Hinweis: Je nach Höhe der Stauwand wird diese beim Anziehen der Spannschrauben zwischen 5 und 25 mm zusammengedrückt. Danach sind die einzelnen Lamellen fest auf einander gepresst und die Fußdichtung ist vorgespannt.


2.6 Abdichten der senkrechten Lamellenfugen

Hinweis: Dieser Teil des Aufbaus ist nur im Schutzfall erforderlich.

Für den Einsatzfall müssen die senkrechten Übergänge von den Lamellen in die Seitenschienen mit der Abschlussdichtung Artikel-Nummer: 905205 (WP W11-01Z) abgedichtet werden. Im Katastrophenfall kann in Eigenverantwortung durch den Verarbeiter oder Anwender auch ein Silikondichtstoff verwendet werden. Die Verarbeitungshinweise und Aushärtezeiten des Dichstoffs sollten dabei unbedingt beachtet werden.


2.7 Lagerung und Pflege

Nach einem Hochwasser-Einsatz müssen die Lamellen und C-Schienen unbedingt gerinigt werden. Unter genauer Berücksichtigung aller Systemkomponenten, dürfen keine Reinigungsmittel verwendet werden, die Dichtungen beschädigen oder ihre Eigenschaften nachhaltig verändern können. Falls Dichtungen durch die Montage, Demontage oder Wartung beeinträchtigt oder beschädigt wurden, sind diese auf ihre Funktion zu überprüfen und im Zweifelsfall zu ersetzen.
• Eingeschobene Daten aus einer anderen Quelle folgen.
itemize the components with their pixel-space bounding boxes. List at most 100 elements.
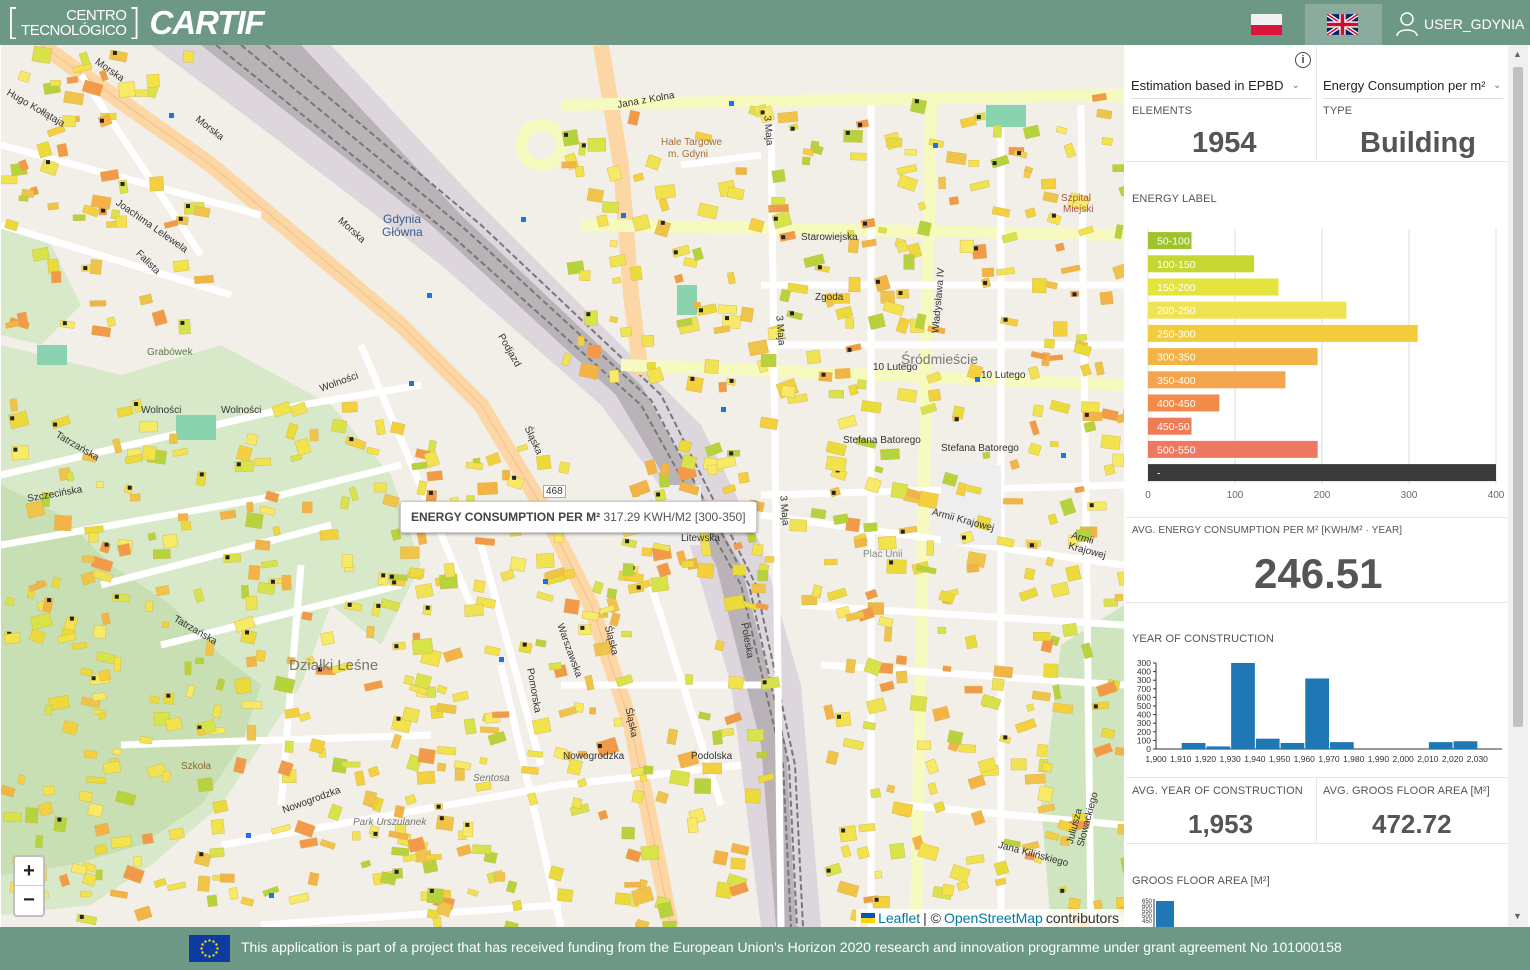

Hinweis: Die Lamellen sollten an einem trockenen, dunklen und nicht zu warmen Ort  gelagert werden. Hohe Luftfeuchtigkeit und große Temperaturschwankungen wirken sich negativ auf die Funktion und Lebensdauer der Dichtungskomponenten aus. Bei der Lagerung ist darauf zu achten, dass sich die Lamellendichtungen vollständig entspannen können. Ein „Verquetschen“ der Dichtungen durch falsche Lagerung speziell an den Dichtflächen ist unbedingt zu vermeiden. Die Lamellen lassen sich platzsparend ineinander schachteln und zu handlichen Paketen zusammenbinden.


Gewährleistung WP WASTO

Eine Gewährleistung für WP WASTO bezieht sich nur auf die Material­­qualität und die fachgerechte Verarbeitung der Einzelkomponenten durch Husemann & Hücking Profile GmbH. Die Funktion des Systems wird entscheidend von den jeweiligen Gegebenheiten sowie der Sorgfalt bei der Montage beeinflusst.